Critical Hiring Mistake #5 – How Thorough Is TOO Thorough?


So the last critical mistake, #5, if you’re making it, that can really sabotage your growth efforts with your team and in your hiring? It’s something I really want you to think hard about. And that is, “How thorough is too thorough?”

Now, what am I talking about? What I’m talking about is this:

When you list out the day-to-day responsibilities of a particular role, are you hitting all of the high notes along with a few of the additional responsibilities or a few suggestions on how the role may evolve over time? Or do you have a laundry list as long as your arm about every possible thing that person could be doing in this role?

And I understand again where this comes from, because a lot of us got to these leadership positions because of our attention to detail. And that attention to detail can lead us to being perfectionists, and letting that inner perfectionist sort of take command, which ends up giving us this long bullet-point list of every possible thing that person could possibly be doing.

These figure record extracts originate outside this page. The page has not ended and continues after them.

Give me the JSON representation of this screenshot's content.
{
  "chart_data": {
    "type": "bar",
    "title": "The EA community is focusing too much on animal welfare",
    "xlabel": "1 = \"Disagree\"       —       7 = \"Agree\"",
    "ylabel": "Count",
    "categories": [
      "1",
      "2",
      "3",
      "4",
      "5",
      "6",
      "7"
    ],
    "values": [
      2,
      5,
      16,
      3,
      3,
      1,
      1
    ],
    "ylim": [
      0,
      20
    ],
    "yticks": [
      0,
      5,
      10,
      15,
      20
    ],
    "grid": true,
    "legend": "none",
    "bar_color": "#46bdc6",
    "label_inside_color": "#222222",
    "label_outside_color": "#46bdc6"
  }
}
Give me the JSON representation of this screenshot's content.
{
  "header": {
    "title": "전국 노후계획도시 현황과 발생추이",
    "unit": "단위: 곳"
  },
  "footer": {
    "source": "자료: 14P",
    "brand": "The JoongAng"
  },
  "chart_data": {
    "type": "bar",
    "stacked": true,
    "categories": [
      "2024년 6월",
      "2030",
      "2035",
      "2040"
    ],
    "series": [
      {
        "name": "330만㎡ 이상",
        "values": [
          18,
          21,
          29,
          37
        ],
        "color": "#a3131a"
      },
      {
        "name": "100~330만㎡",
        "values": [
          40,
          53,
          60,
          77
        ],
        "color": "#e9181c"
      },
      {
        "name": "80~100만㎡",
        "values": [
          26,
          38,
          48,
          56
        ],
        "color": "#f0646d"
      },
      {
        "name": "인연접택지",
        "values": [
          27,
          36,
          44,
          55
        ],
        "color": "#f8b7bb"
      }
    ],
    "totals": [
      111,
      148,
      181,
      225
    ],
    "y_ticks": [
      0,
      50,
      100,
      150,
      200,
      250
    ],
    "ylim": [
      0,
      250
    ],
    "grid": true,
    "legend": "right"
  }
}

Not only do they need to be an individual contributor … but they might need to make some phone calls … and they probably will have some management responsibilities … and they need to be a leader … and they might have to mentor some people … but they might also have to learn from some people.
They could have to attend some workshops on occasion … and maybe on Fridays every once in a while they’ll have to get lunch … and there’ll be a meeting on Thursdays to decide what they’re going to have for lunch on Fridays …

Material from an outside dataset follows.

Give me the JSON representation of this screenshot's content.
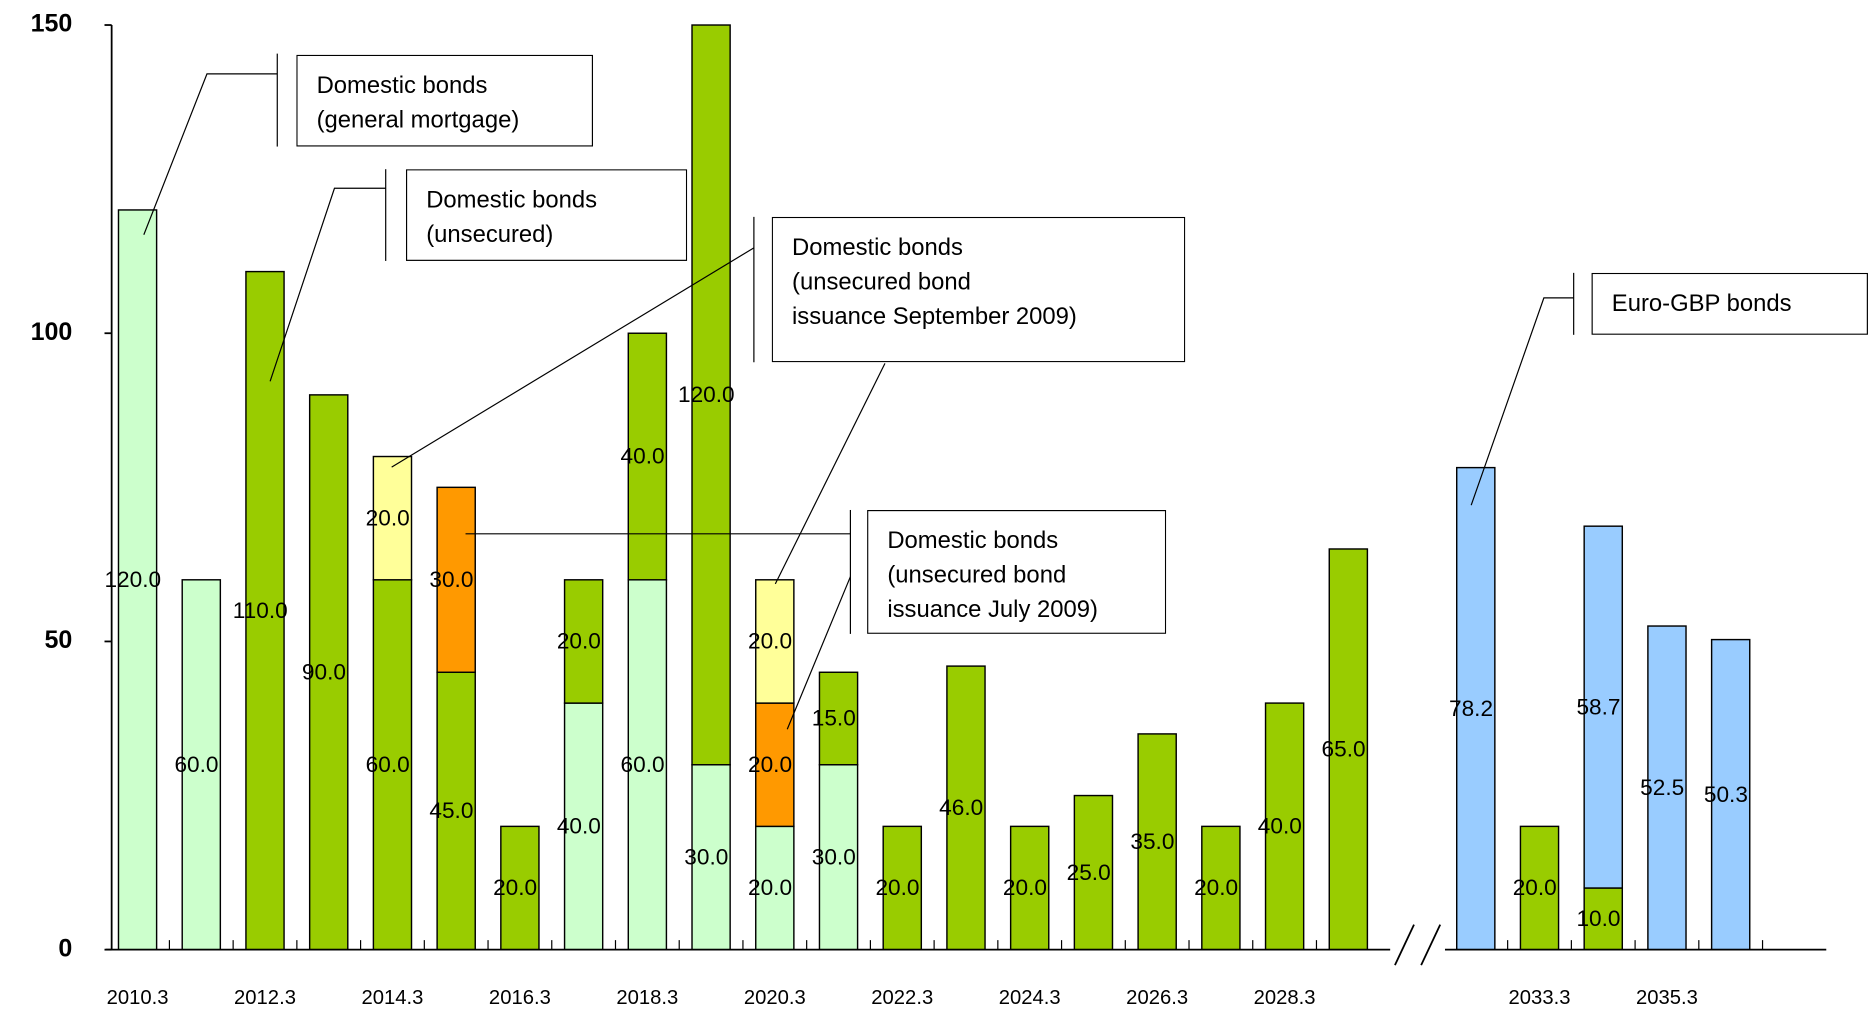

I’m using some ridiculous examples, but you’ve seen these job ads.

You’ve seen these materials that lay out every-second-of-every-day, and what that ends up doing is overwhelming your potential ideal candidate.

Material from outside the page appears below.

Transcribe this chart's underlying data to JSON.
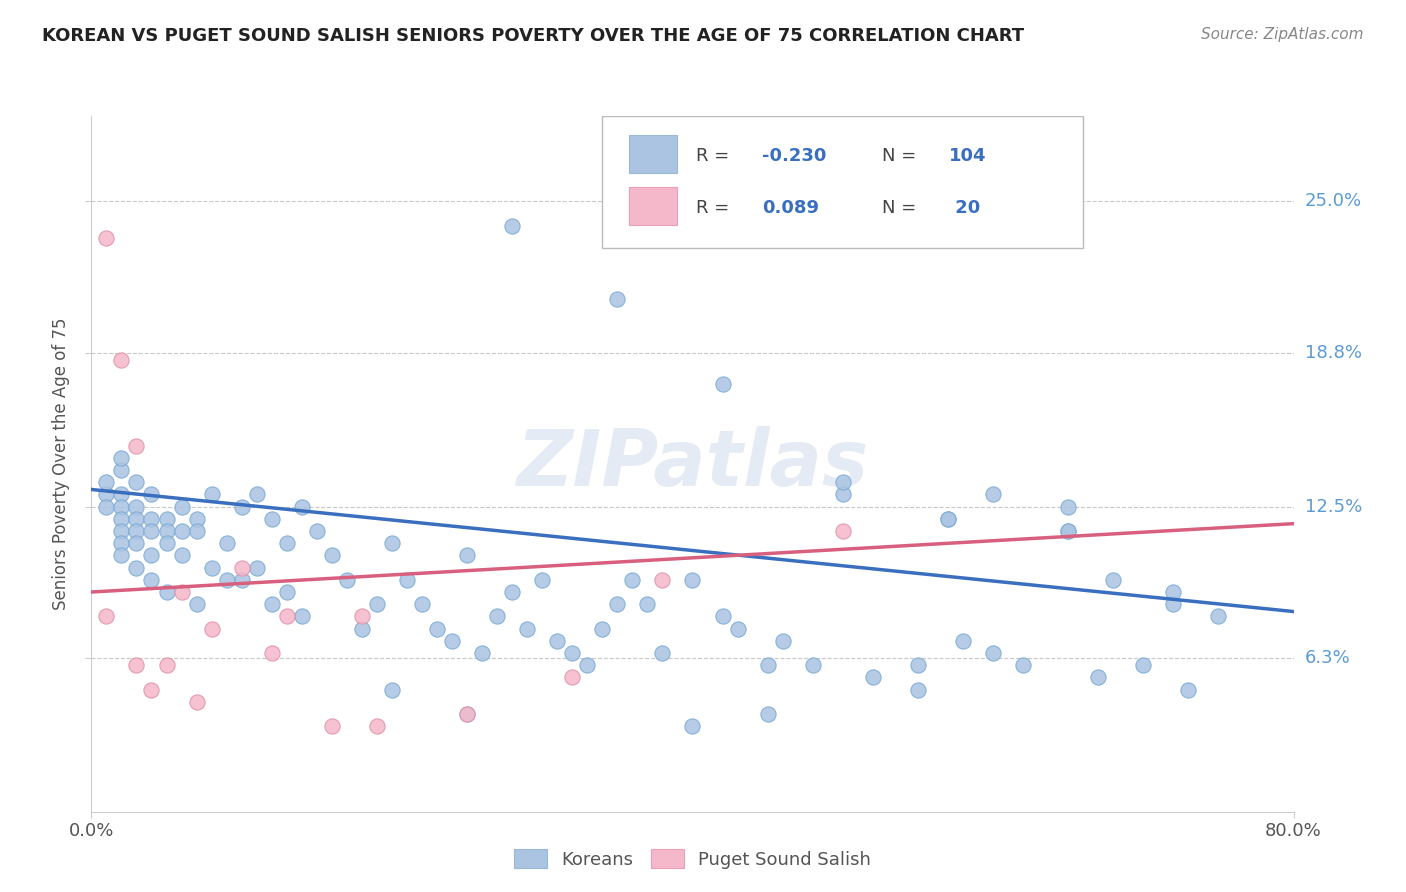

Once again, just like listing too many skills and too many “Must-haves.” Being overly thorough in the interest of being thorough can be a huge detriment to what you’re trying to get across, to that message that you’re trying to convey to the ideal candidate.

So think about how you can describe — in an engaging and inviting way — the real nature and the overall sense of just what the role entails, without overwhelming and disengaging with your ideal candidate.